When Severe Tropical Cyclone Winston unleashed gale-force winds and powerful storms over Fiji in February 2016, it left 44 people dead and a trail of destruction across much of the region on its way to becoming the most intense cyclone ever recorded in the Southern Hemisphere.
Its impact extended all the way to Australia, with dangerous swells seen on South East Queensland’s beaches and heavy rain dumped in the Far North region of the state.
The disaster came less than a year after Severe Tropical Cyclone Pam pummelled Vanuatu, destroying homes and displacing more than 3,000 people when it struck in March 2015. It too was one of the most severe cyclones ever recorded in the region.
Queensland was then hit by Severe Tropical Cyclone Debbie in 2017 which caused extreme flooding and claimed 14 lives.

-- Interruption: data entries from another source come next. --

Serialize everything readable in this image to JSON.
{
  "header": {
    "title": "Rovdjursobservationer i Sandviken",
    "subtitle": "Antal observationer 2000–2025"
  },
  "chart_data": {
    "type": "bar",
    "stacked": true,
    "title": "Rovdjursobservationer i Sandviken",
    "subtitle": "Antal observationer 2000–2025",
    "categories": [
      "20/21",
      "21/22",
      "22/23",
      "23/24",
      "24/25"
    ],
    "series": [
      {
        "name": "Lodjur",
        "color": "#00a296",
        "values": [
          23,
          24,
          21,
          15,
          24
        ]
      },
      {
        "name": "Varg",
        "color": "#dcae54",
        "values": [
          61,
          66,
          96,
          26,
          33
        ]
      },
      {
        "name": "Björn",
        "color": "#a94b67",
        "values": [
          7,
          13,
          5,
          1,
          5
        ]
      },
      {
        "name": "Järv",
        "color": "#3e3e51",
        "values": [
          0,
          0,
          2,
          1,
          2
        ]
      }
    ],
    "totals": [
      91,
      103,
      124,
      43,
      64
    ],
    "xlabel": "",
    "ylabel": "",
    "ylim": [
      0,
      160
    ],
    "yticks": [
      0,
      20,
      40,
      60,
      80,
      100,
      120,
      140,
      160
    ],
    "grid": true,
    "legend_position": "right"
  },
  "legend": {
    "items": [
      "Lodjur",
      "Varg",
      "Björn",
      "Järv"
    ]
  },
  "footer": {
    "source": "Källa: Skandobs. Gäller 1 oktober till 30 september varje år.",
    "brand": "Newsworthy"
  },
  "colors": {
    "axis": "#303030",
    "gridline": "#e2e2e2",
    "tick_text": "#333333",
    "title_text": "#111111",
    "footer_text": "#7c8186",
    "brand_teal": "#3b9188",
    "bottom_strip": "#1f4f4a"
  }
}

A Federation University research team is studying tropical cyclones in the region, and the role climate change is playing in their severity and frequency. The work could lead to improved prediction and projection systems for cyclones in a region where large populations of people live in coastal areas and are vulnerable to their impact.
Dr Savin Chand, who is a Senior Lecturer in Statistics in the School of Science, Engineering and Information Technology, has been working closely with the Bureau of Meteorology, where he was previously a research scientist, and the CSIRO to carry out modelling on the cyclones.

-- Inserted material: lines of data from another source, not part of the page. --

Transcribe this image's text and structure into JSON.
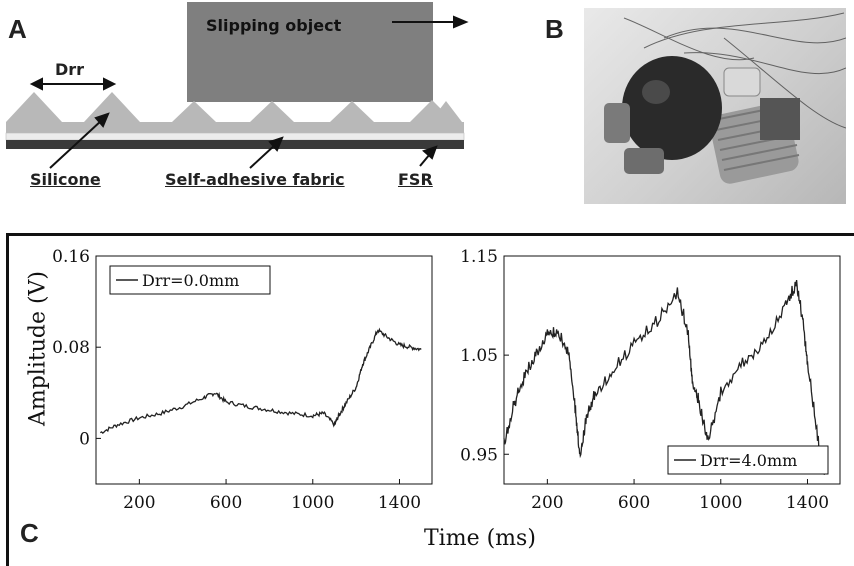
{
  "panels": {
    "a": {
      "letter": "A"
    },
    "b": {
      "letter": "B"
    },
    "c": {
      "letter": "C"
    }
  },
  "schematic": {
    "object_label": "Slipping object",
    "dimension_label": "Drr",
    "silicone_label": "Silicone",
    "fabric_label": "Self-adhesive fabric",
    "fsr_label": "FSR",
    "colors": {
      "object": "#7f7f7f",
      "silicone": "#b8b8b8",
      "fabric": "#ececec",
      "fsr": "#3a3a3a"
    }
  },
  "photo": {
    "description_icon": "robot-hand-photo"
  },
  "shared": {
    "ylabel": "Amplitude (V)",
    "xlabel": "Time (ms)"
  },
  "chart_data": [
    {
      "type": "line",
      "legend": "Drr=0.0mm",
      "legend_position": "top-left",
      "xlim": [
        0,
        1550
      ],
      "ylim": [
        -0.04,
        0.16
      ],
      "xticks": [
        200,
        600,
        1000,
        1400
      ],
      "yticks": [
        0,
        0.08,
        0.16
      ],
      "ytick_labels": [
        "0",
        "0.08",
        "0.16"
      ],
      "x": [
        20,
        100,
        200,
        300,
        400,
        500,
        550,
        600,
        700,
        800,
        900,
        1000,
        1050,
        1100,
        1120,
        1150,
        1200,
        1230,
        1260,
        1300,
        1350,
        1400,
        1450,
        1500
      ],
      "y": [
        0.005,
        0.012,
        0.018,
        0.022,
        0.028,
        0.036,
        0.04,
        0.032,
        0.028,
        0.025,
        0.022,
        0.02,
        0.022,
        0.012,
        0.02,
        0.03,
        0.045,
        0.065,
        0.078,
        0.095,
        0.088,
        0.082,
        0.08,
        0.078
      ]
    },
    {
      "type": "line",
      "legend": "Drr=4.0mm",
      "legend_position": "bottom-right",
      "xlim": [
        0,
        1550
      ],
      "ylim": [
        0.92,
        1.15
      ],
      "xticks": [
        200,
        600,
        1000,
        1400
      ],
      "yticks": [
        0.95,
        1.05,
        1.15
      ],
      "ytick_labels": [
        "0.95",
        "1.05",
        "1.15"
      ],
      "x": [
        0,
        50,
        100,
        150,
        200,
        250,
        300,
        330,
        350,
        380,
        420,
        500,
        600,
        700,
        800,
        850,
        870,
        900,
        940,
        1000,
        1100,
        1200,
        1300,
        1350,
        1380,
        1400,
        1450,
        1480
      ],
      "y": [
        0.96,
        1.0,
        1.03,
        1.05,
        1.07,
        1.07,
        1.05,
        0.99,
        0.945,
        0.985,
        1.01,
        1.03,
        1.06,
        1.08,
        1.11,
        1.07,
        1.02,
        1.0,
        0.96,
        1.01,
        1.04,
        1.06,
        1.1,
        1.12,
        1.08,
        1.04,
        0.96,
        0.93
      ]
    }
  ]
}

Unlike other weather phenomena, Dr Chand said research in tropical cyclones was not comprehensive because satellite imagery had only become available in recent decades.
“To look at climate change detection and attribution, as we call it, if you detect there is a declining or increasing trend in something, the next part is to determine whether it's due to human causes. So this detection and attribution has been happening, people have been doing a lot of research in the past few decades and some areas are still slightly controversial in the sense that to look at the climate and how things are changing, you need long-term data records,” Dr Chand said.
“For tropical cyclones, we’ve had reliable data since around the 1970s, because that's when satellite operations began and then we started getting consistent records. The last 30 or 40 years of data, looking at trends is not enough to give you the complete picture, this is where the modelling becomes more important.”
Dr Chand said the research had so far shown the number of tropical cyclones globally was going down but their severity was rising.
Changing dynamics in the atmosphere have had a two-fold effect on cyclone activity. A warming atmosphere has made for a more stable environment but as air parcels moved up, the warming meant there was access to more ‘fuel’ in the atmosphere.
“So whatever system moves into the atmosphere, it starts to get a bit stronger because there is more fuel in there for it to burn,” Dr Chand said.
“So the modelling suggests that, overall, even though the cyclone numbers will go down, they will actually get more intense.” Dr Savin Chand
The threat tropical cyclones pose to Pacific Island nations has paved the way for a PhD student from the Solomon Islands to join Dr Chand in Federation University’s Centre for Informatics and Applied Optimization in 2020.
Alick Harihiru will study on an Australia Awards Scholarship, funded by the Department of Foreign Affairs and Trade, and will continue the work examining how tropical cyclone characteristics and their associated risks will change in the Pacific Island countries as a result of global warming.
“When he begins his study, his overall objective will be looking at tropical cyclone impacts in Pacific Island countries with an emphasis in his own country, but we'll fine tune the project so he will look at how tropical cycles have changed over the years and how they have impacted those countries in terms of wind damage and severe rainfall,” Dr Chand said.
The DFAT funding follows a $120,000 grant through the CSIRO and the Australian Bureau of Meteorology’s National Environment Science Program (NESP) to inform decision making and on-ground action on climate change adaptation. The grant was for the extension of a program initially funded with $183,000 in 2017.
“This work will help develop new methods of addressing those uncertainties to make more reliable projections of tropical cyclone activity across different regions in Australia and elsewhere,” Dr Chand said.
The research capability within the Climate Informatics Group, which is led by Dr Chand, will also allow researchers to expand into other areas.
Dr Chand said being a part of a regional university was behind the decision to also focus on a major regional issue – bushfires.
“Another reason we wanted to look at bushfires is because this is a multidisciplinary area. It's not just scientists, not just mathematicians – there are people from all around the university that can get involved,” he said.
“There’s also psychology, bushfire decision-making – there is a lot of interest from a lot of different areas in doing this type of research.”